Girl With A Rare Form Of Epilepsy Had Half Her Brain Removed (VIDEO)

WATCH: Shocking Treatment To Rare Form Of Epilepsy Requires Removing Half The Brain

"You slowly learn through whispers that the only thing they really can do for this is this awful, radical surgery. Which you're really trading, in a sense, an awful nightmare for just a bad dream," Wohlberg said. "This disease unfolds in a very malicious fashion in that there's no blood test, there's no single MRI scan, there's no CAT scan. It's a diagnosis of exclusion that's pieced together typically over several months."

After doing more research, Wohlberg decided Dr. Gary Mathern, UCLA Professor of Pediatric Neurosurgery, "was exactly right" for his family.

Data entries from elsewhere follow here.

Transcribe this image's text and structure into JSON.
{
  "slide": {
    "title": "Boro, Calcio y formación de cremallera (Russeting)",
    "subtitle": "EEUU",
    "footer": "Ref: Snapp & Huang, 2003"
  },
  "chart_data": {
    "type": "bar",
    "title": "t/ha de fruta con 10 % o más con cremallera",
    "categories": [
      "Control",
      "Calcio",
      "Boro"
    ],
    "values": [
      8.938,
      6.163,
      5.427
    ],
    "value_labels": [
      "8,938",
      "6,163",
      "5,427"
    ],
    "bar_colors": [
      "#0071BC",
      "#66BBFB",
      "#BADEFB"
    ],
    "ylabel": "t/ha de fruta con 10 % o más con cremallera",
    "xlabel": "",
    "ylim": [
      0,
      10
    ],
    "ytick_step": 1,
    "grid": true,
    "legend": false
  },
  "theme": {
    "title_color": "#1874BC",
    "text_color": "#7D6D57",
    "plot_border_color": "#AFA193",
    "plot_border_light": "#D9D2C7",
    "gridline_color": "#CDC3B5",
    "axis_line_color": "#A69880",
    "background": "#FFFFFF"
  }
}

"Grace has done remarkably well," Dr. Mathern reported. "Every time I get a chance to see her, she's walking stronger, she's more engaged. And so she's done quite well from a post-take-out-half-your-brain kind of scenario. You'd be surprised what people can do with half a brain."

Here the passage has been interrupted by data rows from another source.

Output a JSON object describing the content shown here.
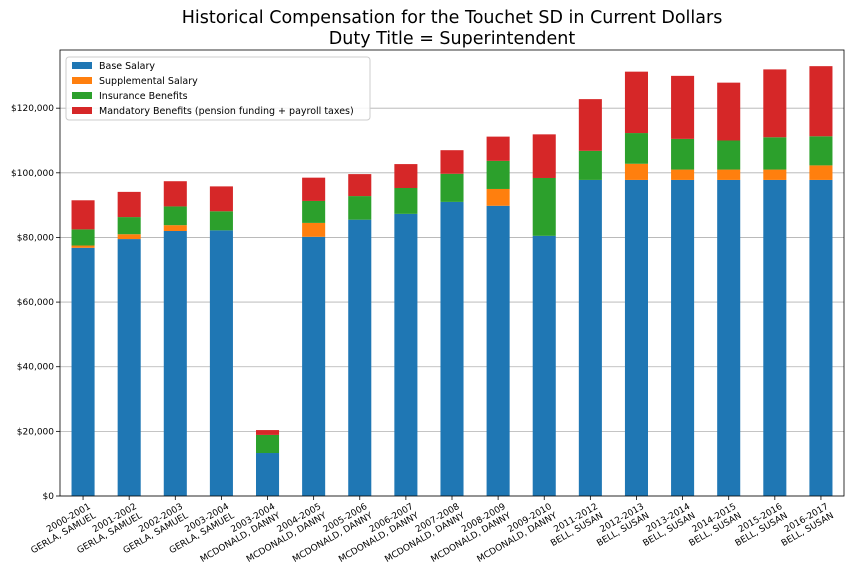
{
  "chart_data": {
    "type": "bar",
    "stacked": true,
    "title": "Historical Compensation for the Touchet SD in Current Dollars",
    "subtitle": "Duty Title = Superintendent",
    "categories": [
      [
        "2000-2001",
        "GERLA, SAMUEL"
      ],
      [
        "2001-2002",
        "GERLA, SAMUEL"
      ],
      [
        "2002-2003",
        "GERLA, SAMUEL"
      ],
      [
        "2003-2004",
        "GERLA, SAMUEL"
      ],
      [
        "2003-2004",
        "MCDONALD, DANNY"
      ],
      [
        "2004-2005",
        "MCDONALD, DANNY"
      ],
      [
        "2005-2006",
        "MCDONALD, DANNY"
      ],
      [
        "2006-2007",
        "MCDONALD, DANNY"
      ],
      [
        "2007-2008",
        "MCDONALD, DANNY"
      ],
      [
        "2008-2009",
        "MCDONALD, DANNY"
      ],
      [
        "2009-2010",
        "MCDONALD, DANNY"
      ],
      [
        "2011-2012",
        "BELL, SUSAN"
      ],
      [
        "2012-2013",
        "BELL, SUSAN"
      ],
      [
        "2013-2014",
        "BELL, SUSAN"
      ],
      [
        "2014-2015",
        "BELL, SUSAN"
      ],
      [
        "2015-2016",
        "BELL, SUSAN"
      ],
      [
        "2016-2017",
        "BELL, SUSAN"
      ]
    ],
    "series": [
      {
        "name": "Base Salary",
        "color": "#1f77b4",
        "values": [
          76800,
          79500,
          82000,
          82200,
          13300,
          80200,
          85500,
          87300,
          91000,
          89800,
          80500,
          97800,
          97800,
          97800,
          97800,
          97800,
          97800
        ]
      },
      {
        "name": "Supplemental Salary",
        "color": "#ff7f0e",
        "values": [
          700,
          1500,
          1800,
          0,
          0,
          4300,
          0,
          0,
          0,
          5200,
          0,
          0,
          5000,
          3200,
          3200,
          3200,
          4500
        ]
      },
      {
        "name": "Insurance Benefits",
        "color": "#2ca02c",
        "values": [
          5000,
          5300,
          5800,
          5900,
          5600,
          6800,
          7300,
          8000,
          8700,
          8700,
          17900,
          9000,
          9500,
          9500,
          9000,
          10000,
          9000
        ]
      },
      {
        "name": "Mandatory Benefits (pension funding + payroll taxes)",
        "color": "#d62728",
        "values": [
          9000,
          7800,
          7800,
          7700,
          1500,
          7200,
          6800,
          7400,
          7300,
          7500,
          13500,
          16000,
          19000,
          19500,
          17900,
          21000,
          21700
        ]
      }
    ],
    "ylim": [
      0,
      138000
    ],
    "yticks": [
      0,
      20000,
      40000,
      60000,
      80000,
      100000,
      120000
    ],
    "ytick_labels": [
      "$0",
      "$20,000",
      "$40,000",
      "$60,000",
      "$80,000",
      "$100,000",
      "$120,000"
    ],
    "grid": "y",
    "legend": "top-left"
  }
}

In 2010, Wohlberg started RE Children's Project to provide other families with information and support on dealing with Rasmussen's.

"These children have to relearn how to walk and relearn how to use the arm on the affected side," Wohlberg said. "Their ability to rewire is very large, but it takes several years of physical therapy to have a somewhat normal life."